Preventing blow up by convective terms in dissipative PDEs

TL;DR

This paper investigates how strong convective terms can prevent finite time blow-up in various dissipative PDEs, establishing global well-posedness through weighted energy estimates rather than maximum principles.

Contribution

It introduces a novel approach using weighted energy estimates to show convective terms prevent blow-up in dissipative PDEs, extending beyond Burger's equations.

Findings

Strong convective terms prevent blow-up in dissipative PDEs.

Weak convective terms may still allow finite time blow-up.

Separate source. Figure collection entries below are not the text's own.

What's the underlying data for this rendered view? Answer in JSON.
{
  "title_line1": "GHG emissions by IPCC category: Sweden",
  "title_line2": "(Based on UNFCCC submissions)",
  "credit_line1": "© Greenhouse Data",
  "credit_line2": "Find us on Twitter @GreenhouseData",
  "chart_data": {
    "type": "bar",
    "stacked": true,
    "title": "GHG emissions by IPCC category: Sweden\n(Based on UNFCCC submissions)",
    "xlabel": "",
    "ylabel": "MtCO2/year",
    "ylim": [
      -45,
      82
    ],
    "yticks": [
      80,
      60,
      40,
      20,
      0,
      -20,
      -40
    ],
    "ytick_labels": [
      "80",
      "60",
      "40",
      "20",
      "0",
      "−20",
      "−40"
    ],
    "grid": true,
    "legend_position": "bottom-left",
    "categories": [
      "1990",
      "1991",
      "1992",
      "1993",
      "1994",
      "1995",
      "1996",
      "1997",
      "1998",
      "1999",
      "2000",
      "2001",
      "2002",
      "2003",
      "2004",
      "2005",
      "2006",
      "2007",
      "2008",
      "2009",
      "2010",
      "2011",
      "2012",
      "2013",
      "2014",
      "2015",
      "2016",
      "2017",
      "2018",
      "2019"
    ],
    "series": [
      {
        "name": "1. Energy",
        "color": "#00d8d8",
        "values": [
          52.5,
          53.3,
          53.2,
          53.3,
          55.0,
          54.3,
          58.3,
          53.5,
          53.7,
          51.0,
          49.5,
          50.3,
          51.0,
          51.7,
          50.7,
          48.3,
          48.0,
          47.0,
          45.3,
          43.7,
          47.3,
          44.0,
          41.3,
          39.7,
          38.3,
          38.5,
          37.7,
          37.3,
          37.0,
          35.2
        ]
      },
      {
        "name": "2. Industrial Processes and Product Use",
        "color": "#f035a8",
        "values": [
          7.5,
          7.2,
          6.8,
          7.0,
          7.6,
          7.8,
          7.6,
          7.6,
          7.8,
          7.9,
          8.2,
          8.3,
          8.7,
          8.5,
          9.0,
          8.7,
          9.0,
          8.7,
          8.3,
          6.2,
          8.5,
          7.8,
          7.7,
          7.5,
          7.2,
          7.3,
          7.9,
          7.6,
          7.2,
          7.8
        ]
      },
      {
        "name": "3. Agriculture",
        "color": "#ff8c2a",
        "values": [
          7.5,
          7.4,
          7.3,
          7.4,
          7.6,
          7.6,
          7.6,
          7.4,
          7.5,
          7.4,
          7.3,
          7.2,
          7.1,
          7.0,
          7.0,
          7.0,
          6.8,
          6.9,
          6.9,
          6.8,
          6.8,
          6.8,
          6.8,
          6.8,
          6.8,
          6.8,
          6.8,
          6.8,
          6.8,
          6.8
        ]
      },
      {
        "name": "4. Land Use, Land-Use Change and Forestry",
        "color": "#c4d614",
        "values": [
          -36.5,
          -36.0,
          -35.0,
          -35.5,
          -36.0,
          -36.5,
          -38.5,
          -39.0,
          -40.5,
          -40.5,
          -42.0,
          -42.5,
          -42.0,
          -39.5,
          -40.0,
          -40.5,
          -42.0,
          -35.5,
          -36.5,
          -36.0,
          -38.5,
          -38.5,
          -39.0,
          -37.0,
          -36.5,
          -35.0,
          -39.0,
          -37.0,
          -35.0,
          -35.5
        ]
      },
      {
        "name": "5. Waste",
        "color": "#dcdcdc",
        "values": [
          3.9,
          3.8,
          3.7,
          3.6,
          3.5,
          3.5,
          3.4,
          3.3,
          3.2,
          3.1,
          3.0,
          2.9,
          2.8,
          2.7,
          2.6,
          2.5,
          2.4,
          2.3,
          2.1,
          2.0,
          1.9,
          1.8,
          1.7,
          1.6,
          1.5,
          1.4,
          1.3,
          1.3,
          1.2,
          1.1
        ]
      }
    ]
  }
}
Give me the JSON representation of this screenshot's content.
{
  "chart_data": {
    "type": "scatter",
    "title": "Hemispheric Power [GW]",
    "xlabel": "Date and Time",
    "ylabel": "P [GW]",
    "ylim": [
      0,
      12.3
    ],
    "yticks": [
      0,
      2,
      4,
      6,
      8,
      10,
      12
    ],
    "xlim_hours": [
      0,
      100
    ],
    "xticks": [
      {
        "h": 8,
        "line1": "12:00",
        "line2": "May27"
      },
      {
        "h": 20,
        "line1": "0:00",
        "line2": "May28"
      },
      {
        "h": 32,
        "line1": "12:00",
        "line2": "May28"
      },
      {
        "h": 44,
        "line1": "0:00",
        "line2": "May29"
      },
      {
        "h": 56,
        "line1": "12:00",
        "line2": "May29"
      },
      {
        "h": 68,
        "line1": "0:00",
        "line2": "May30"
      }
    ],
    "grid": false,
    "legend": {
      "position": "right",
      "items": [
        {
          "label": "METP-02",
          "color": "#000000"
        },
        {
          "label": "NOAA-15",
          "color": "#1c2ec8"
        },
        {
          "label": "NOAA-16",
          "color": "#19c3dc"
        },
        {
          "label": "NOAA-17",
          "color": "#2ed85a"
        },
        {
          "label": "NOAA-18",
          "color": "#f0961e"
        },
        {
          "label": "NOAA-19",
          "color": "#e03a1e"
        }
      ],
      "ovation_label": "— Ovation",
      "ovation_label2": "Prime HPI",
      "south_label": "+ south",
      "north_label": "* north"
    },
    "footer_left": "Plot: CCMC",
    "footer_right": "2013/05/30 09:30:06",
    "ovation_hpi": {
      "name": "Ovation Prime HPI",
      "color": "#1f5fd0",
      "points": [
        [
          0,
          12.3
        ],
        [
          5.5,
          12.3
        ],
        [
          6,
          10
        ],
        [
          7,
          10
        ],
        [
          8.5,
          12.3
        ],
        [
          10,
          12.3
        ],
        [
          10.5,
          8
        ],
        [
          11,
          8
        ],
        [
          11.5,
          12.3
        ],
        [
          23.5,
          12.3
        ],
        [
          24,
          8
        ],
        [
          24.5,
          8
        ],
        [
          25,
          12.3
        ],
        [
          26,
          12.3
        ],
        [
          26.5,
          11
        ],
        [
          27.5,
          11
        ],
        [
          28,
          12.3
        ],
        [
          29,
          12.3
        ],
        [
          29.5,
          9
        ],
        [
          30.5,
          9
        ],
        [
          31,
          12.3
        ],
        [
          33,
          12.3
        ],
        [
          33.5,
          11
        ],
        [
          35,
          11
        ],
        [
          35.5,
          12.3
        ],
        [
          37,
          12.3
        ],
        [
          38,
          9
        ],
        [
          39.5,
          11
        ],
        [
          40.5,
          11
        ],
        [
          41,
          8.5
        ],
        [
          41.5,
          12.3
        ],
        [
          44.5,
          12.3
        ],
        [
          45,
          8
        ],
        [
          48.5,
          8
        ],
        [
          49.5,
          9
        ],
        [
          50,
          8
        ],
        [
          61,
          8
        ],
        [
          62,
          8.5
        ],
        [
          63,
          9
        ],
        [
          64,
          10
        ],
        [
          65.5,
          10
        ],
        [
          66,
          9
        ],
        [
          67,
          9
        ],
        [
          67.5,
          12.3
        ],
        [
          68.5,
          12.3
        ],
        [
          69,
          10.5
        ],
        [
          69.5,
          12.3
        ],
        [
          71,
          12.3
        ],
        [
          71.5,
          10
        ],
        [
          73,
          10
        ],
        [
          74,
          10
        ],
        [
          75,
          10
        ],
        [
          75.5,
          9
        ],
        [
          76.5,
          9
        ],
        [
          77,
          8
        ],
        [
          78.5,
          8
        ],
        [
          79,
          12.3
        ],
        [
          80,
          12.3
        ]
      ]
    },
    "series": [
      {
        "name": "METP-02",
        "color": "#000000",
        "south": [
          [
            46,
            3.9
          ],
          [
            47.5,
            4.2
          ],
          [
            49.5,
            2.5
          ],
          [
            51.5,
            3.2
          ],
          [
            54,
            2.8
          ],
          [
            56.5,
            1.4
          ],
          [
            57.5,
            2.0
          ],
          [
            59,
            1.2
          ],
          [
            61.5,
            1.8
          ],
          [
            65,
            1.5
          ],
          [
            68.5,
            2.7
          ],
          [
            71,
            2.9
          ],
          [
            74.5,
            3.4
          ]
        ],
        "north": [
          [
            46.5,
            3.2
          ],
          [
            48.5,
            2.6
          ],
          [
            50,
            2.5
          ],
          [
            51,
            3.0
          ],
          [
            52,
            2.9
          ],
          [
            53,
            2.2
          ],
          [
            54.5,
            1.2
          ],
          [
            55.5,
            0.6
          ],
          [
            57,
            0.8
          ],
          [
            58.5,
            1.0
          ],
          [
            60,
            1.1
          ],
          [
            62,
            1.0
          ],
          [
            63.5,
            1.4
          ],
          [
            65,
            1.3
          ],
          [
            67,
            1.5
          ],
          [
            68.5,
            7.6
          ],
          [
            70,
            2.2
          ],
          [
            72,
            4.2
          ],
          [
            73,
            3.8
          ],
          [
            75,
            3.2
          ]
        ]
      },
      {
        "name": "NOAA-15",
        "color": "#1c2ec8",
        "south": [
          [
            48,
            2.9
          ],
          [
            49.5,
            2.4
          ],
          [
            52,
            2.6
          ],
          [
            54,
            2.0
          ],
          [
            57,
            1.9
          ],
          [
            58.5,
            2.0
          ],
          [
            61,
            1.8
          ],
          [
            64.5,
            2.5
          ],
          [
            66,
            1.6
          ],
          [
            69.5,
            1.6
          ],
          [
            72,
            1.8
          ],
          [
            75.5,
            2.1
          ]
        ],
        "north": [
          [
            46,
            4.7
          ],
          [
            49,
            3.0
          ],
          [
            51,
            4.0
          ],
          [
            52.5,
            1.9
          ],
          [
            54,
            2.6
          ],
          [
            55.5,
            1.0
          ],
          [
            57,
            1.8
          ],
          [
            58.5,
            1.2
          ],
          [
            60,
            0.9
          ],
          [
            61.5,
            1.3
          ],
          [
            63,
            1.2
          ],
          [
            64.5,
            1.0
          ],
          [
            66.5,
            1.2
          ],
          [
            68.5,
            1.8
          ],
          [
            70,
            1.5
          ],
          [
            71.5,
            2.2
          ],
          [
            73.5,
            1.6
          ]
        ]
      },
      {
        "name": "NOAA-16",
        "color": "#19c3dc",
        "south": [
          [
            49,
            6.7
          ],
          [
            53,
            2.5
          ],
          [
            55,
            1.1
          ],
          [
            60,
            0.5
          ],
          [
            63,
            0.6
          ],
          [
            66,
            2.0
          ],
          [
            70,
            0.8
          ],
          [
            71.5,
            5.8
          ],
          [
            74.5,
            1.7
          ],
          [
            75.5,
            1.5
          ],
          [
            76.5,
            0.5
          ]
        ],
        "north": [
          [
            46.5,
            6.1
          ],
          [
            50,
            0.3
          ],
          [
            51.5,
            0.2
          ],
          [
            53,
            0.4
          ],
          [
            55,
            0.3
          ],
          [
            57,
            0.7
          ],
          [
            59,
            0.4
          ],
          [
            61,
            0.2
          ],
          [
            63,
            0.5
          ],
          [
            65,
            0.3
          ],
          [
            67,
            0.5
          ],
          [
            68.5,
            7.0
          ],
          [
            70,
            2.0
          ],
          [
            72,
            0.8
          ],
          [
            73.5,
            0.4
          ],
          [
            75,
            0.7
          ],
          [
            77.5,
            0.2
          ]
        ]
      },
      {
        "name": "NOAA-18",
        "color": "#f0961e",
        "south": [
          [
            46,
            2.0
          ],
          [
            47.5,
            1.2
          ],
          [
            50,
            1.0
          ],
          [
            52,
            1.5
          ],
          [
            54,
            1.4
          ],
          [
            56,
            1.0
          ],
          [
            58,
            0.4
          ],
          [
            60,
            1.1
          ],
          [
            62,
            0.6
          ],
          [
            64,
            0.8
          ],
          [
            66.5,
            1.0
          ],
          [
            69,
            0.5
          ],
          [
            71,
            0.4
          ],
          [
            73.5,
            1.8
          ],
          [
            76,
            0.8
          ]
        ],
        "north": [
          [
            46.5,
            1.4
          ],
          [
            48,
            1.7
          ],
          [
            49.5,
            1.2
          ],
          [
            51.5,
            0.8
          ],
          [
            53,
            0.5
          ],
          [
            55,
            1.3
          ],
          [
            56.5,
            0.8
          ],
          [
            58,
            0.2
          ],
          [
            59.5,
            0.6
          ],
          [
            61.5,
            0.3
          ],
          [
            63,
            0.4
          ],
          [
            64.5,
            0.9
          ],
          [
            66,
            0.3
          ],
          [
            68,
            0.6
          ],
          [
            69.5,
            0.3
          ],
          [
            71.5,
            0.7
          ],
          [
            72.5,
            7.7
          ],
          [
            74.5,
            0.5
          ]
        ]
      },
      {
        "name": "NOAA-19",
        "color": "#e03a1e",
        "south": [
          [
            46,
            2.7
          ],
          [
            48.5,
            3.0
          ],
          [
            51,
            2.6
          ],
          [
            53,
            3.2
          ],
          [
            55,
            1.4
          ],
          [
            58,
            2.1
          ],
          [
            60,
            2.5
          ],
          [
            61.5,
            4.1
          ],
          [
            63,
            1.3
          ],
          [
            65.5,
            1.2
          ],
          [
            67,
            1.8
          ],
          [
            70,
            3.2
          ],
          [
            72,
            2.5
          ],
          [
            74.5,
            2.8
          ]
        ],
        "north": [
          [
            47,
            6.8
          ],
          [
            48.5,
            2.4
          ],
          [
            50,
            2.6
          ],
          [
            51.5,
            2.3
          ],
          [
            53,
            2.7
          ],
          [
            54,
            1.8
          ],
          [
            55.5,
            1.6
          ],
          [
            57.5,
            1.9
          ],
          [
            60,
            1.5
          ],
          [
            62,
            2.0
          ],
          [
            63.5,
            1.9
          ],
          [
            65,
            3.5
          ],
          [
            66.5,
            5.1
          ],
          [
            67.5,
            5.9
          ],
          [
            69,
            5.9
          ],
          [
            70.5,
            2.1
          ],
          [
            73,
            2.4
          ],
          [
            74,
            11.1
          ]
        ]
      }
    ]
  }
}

Weighted energy estimates replace maximum principle in analysis.

Abstract

We study the impact of the convective terms on the global solvability or finite time blow up of solutions of dissipative PDEs. We consider the model examples of 1D Burger's type equations, convective Cahn-Hilliard equation, generalized Kuramoto-Sivashinsky equation and KdV type equations, we establish the following common scenario: adding sufficiently strong (in comparison with the destabilizing nonlinearity) convective terms to equation prevents the solutions from blowing up in finite time and makes the considered system globally well-posed and dissipative and for weak enough convective terms the finite time blow up may occur similarly to the case when the equation does not involve convective term. This kind of result has been previously known for the case of Burger's type equations and has been strongly based on maximum principle. In contrast to this, our results are based on the weighted energy estimates which do not require the maximum principle for the considered problem.